In tutta onestà: non sono sicuro circa l'esatto posizionamento, in una eventuale storia del rock, della creatura di Jamie Stewart. Va bene, ok, non metto in dubbio che le sue "strutture sonore" si piazzino fra le proposte più originali da un bel po' di anni a questa parte. Difficile, però, dar torto a quel paio di critiche che gli vengono puntualmente rivolte: un'introversione capace di arrivare sino alla soglia dell'antimusicalità e una produzione che s'è sviluppata sin troppo velocemente.

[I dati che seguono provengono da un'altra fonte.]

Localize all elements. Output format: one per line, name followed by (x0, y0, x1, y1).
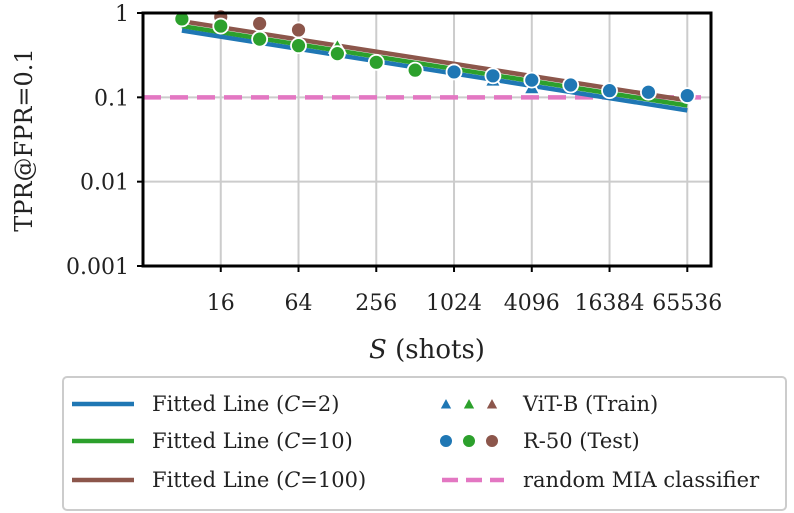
plot-frame (141, 11, 713, 268)
fitted-lines (143, 18, 711, 113)
marker-r50-c10 (212, 17, 230, 35)
legend-label-c2: Fitted Line (C=2) (152, 392, 339, 416)
marker-r50-c2 (445, 63, 463, 81)
y-tick-label: 0.01 (80, 171, 129, 196)
legend-r50-circle-green (462, 434, 476, 448)
legend-r50-circle-brown (485, 434, 499, 448)
marker-r50-c10 (290, 37, 307, 55)
legend-handle-r50 (439, 434, 499, 448)
legend-label-random: random MIA classifier (523, 468, 760, 492)
y-axis-label: TPR@FPR=0.1 (10, 48, 38, 231)
marker-r50-c100 (290, 21, 307, 39)
marker-r50-c10 (173, 10, 191, 28)
x-axis-label-var: S (369, 335, 387, 365)
x-tick-label: 16384 (575, 291, 645, 316)
marker-r50-c2 (601, 82, 618, 100)
y-tick-label: 0.1 (94, 86, 129, 111)
data-markers (173, 8, 696, 104)
legend-label-c100: Fitted Line (C=100) (152, 468, 366, 492)
marker-r50-c2 (678, 87, 696, 104)
legend-label-r50: R-50 (Test) (523, 429, 640, 453)
x-tick-label: 256 (355, 291, 397, 316)
marker-r50-c2 (640, 83, 657, 101)
legend-label-c10: Fitted Line (C=10) (152, 429, 353, 453)
y-tick-label: 1 (115, 2, 129, 27)
marker-r50-c2 (562, 76, 580, 94)
legend-frame (62, 376, 787, 511)
marker-r50-c100 (251, 15, 269, 32)
legend-vit-triangle-brown (485, 396, 499, 410)
x-axis-label: S (shots) (369, 335, 485, 365)
marker-r50-c2 (484, 67, 502, 85)
legend-vit-triangle-blue (439, 396, 453, 410)
marker-r50-c10 (367, 53, 385, 71)
legend-handle-vit (439, 396, 499, 410)
marker-r50-c10 (406, 61, 424, 79)
axis-ticks: 16 64 256 1024 4096 16384 65536 0.001 0.01 0.1 1 (66, 2, 722, 316)
marker-r50-c10 (251, 30, 269, 48)
x-tick-label: 65536 (652, 291, 722, 316)
legend-r50-circle-blue (439, 434, 453, 448)
x-tick-label: 4096 (504, 291, 560, 316)
x-tick-label: 16 (207, 291, 235, 316)
y-tick-label: 0.001 (66, 255, 129, 280)
marker-r50-c2 (523, 71, 541, 89)
marker-r50-c10 (328, 45, 346, 63)
legend: Fitted Line (C=2) Fitted Line (C=10) Fit… (62, 376, 787, 511)
legend-vit-triangle-green (462, 396, 476, 410)
grid (143, 12, 711, 267)
x-tick-label: 64 (285, 291, 313, 316)
x-tick-label: 1024 (426, 291, 482, 316)
legend-label-vit: ViT-B (Train) (522, 392, 658, 416)
x-axis-label-rest: (shots) (387, 335, 485, 365)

Certo, gli Xiu Xiu di tutto ciò se ne fregano altamente, nonostante la frenesia suscitata ai tempi di "Fabulous Muscles" si sia non poco raffreddata; probabile che facciano bene, probabile che l'arte di Stewart sia comunque inscindibile dalle sue sfaccettature più discutibili.
"The Air Force" era stato un disco degli Xiu Xiu soltanto a metà. Riconoscibilissimo come sempre, ma senza quella spinta evolutiva che rendeva tutti gli altri album unici. "Women As Lovers" segna il ritorno di quel bisogno di andare oltre, emotivamente e compositivamente.
Ripiegato, contro, disturbante; ma al tempo stesso pregno di un'aura quasi soul, a partire dalla melodia del singolo "I Do What I Want, When I Want" (aperto da tanto di turururuturu), solare, non fosse canticchiata sottovoce, in imbarazzo e fuori tempo. La nuova direzione esplode in "You Are Pregnant, You Are Dead", dalle parti dell'r&b bianco, su ritmi percussivi tesi; nella cover di "Under Pressure", suono pulitissimo rispetto agli standard e invasione di fiati addirittura sbarazzini (certo, anche stonati); nel folk aperto di "F.T.W.", con i secondi finali in territorio Books.
Ovvio che non manchino numeri più abituali, come il dark-folk di "Black Keyboards" o gli inviperiti rock-wave "In Lust You Can Hear The Axe Fall" e "White Nerd"; ma la testa di Stewart è altrove. L'ottima "No Friend Oh!" è una pop-song bastarda: chitarre tese, fiati, campanelli e disturbi elettronici; gli inquietanti fischiettii di "Child At Arms" spianano strade ancora differenti.
Il problema di "Woman As Lovers", unico ma evidente, è di compiutezza: i nuovi sviluppi, salvo qualche eccezione, suonano ancora senza padronanza; i vecchi paiono essere spesso soltanto dovuti.
Con ciò non si vuole bollare negativamente l'ormai sesto Xiu Xiu, specie quando è capace di regalare chiose coinvolgenti come "Gayle Lynn", portatrici di una carica di coinvolgimento non comune. Resta, però, la convinzione di trovarsi dinanzi al disco meno a fuoco della band, il più perdibile, il classico caso in cui le premesse sono migliori del risultato compiuto.